The common monitoring policy (monCommonPol) has global fabric-wide scope and is automatically deployed on all nodes in the fabric, including the APIC controllers. Any source (such as syslog, callhome, or snmp) located under the common monitoring policy captures all faults, events, audits and health occurrences. The single common monitoring policy monitors the whole fabric. The threshold of the severity for syslog and snmp or urgency for callhome can be configured according to the level of detail that a fabric administrator determines is appropriate.

Multiple monitoring policies can be used to monitor individual parts of the fabric independently. For example, a source under the global monitoring policy reflects a global view. Another source under acustom monitoring policy deployed only to some nodes could closely monitor their power supplies. Or, specific fault or event occurrences for different tenants could be redirected to notify specific operators.

Sources located under other monitoring policies capture faults, events and audits within a smaller scope. A source located directly under a monitoring policy, captures all occurrences within the scope (for example fabric, infra, etc.). A source located under a target, captures all occurrences related to that target (for example, eqpt:Psu for power supply). A source located under a fault/event severity assignment policy captures only the occurrences that match that particular fault or event as identified by the fault/event code.

When a fault/event/audit is generated, all applicable sources are used. For example consider the following for the configuration below:

  • Syslog source 4, pointing to syslog group 4 is defined for fault F0123.

  • Syslog source 3, pointing to syslog group 3 is defined for target power supply (eqpt:Psu).

  • Syslog source 2, pointing to syslog group 2 is defined for scope infra.

  • Syslog source 1, pointing to syslog group 1 is defined for the common monitoring policy.

If fault F0123 occurs on an MO of class eqpt:Psu in scope infra, a syslog message is sent to all the destinations in syslog groups 1-4, assuming the severity of the message is at or above the minimum defined for each source and destination. While this example illustrates a syslog configuration, callhome and SNMP configurations would operate in the same way.

Monitoring policies can also be configured for other system operations, such as faults or health scores. The structure of monitoring policies map to this hierarchy:

Monitoring Policy

  • Statistics Export

  • Collection Rules

  • Monitoring Targets

  • Statistics Export

  • Collection Rules

  • Statistics

  • Collection Rules

  • Thresholds Rules

  • Statistics Export

Statistics Export policies option in the following figure define the format and destination for statistics to be exported. The output can be exported using FTP, HTTP, or SCP protocols. The format can be JSON or XML. The user or administrator can also choose to compress the output. Export can be defined under Statistics, Monitoring Targets, or under the top-level monitoring policy. The higher-level definition of Statistics Export takes precedence unless there is a defined lower-level policy.

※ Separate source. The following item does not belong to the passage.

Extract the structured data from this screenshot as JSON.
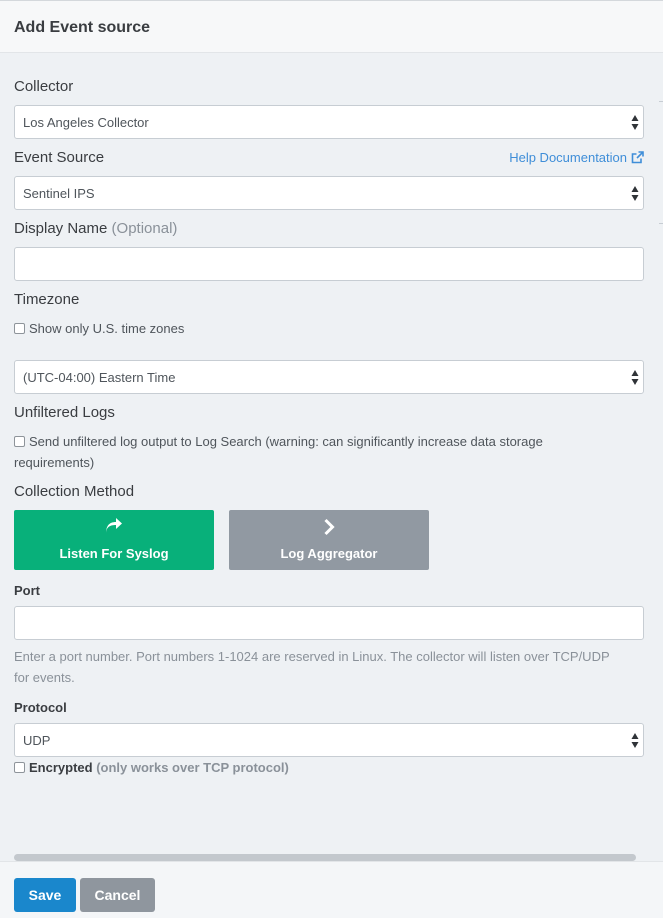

Monitoring policies are applied to specific observable objects (such as ports, cards, EPGs, and tenants) or groups of observable objects by using selectors or relations.

Monitoring policies define the following:

  • Statistics are collected and retained in the history.

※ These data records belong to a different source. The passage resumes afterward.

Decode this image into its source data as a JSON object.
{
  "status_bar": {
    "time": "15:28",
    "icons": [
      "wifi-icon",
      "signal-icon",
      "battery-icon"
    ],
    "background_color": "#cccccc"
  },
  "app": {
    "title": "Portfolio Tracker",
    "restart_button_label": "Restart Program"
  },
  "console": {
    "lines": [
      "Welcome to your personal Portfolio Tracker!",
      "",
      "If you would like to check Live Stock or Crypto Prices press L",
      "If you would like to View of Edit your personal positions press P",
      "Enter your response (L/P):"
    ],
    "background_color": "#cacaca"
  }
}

  • Threshold crossing faults are triggered.

  • Statistics are exported.

Collection Rules are defined per sampling interval. They configure whether the collection of statistics should be turned on or off, and when turned on, what the history retention period should be. Monitoring Targets correspond to observable objects (such as ports and EPGs).

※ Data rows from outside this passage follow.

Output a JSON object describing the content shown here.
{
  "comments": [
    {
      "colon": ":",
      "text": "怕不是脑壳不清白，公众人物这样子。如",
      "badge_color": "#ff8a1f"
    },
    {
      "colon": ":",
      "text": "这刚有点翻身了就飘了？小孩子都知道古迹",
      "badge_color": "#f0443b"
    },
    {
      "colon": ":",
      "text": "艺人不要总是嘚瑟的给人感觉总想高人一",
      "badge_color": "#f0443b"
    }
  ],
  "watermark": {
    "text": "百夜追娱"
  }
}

Statistics correspond to groups of statistical counters (such as ingress-counters, egress-counters, or drop-counters).

Collection Rules can be defined. The higher-level definition of Collection Rules takes precedence unless there is a defined lower-level policy.

Threshold rules are defined under collection rules and would be applied to the corresponding sampling-interval that is defined in the parent collection rule.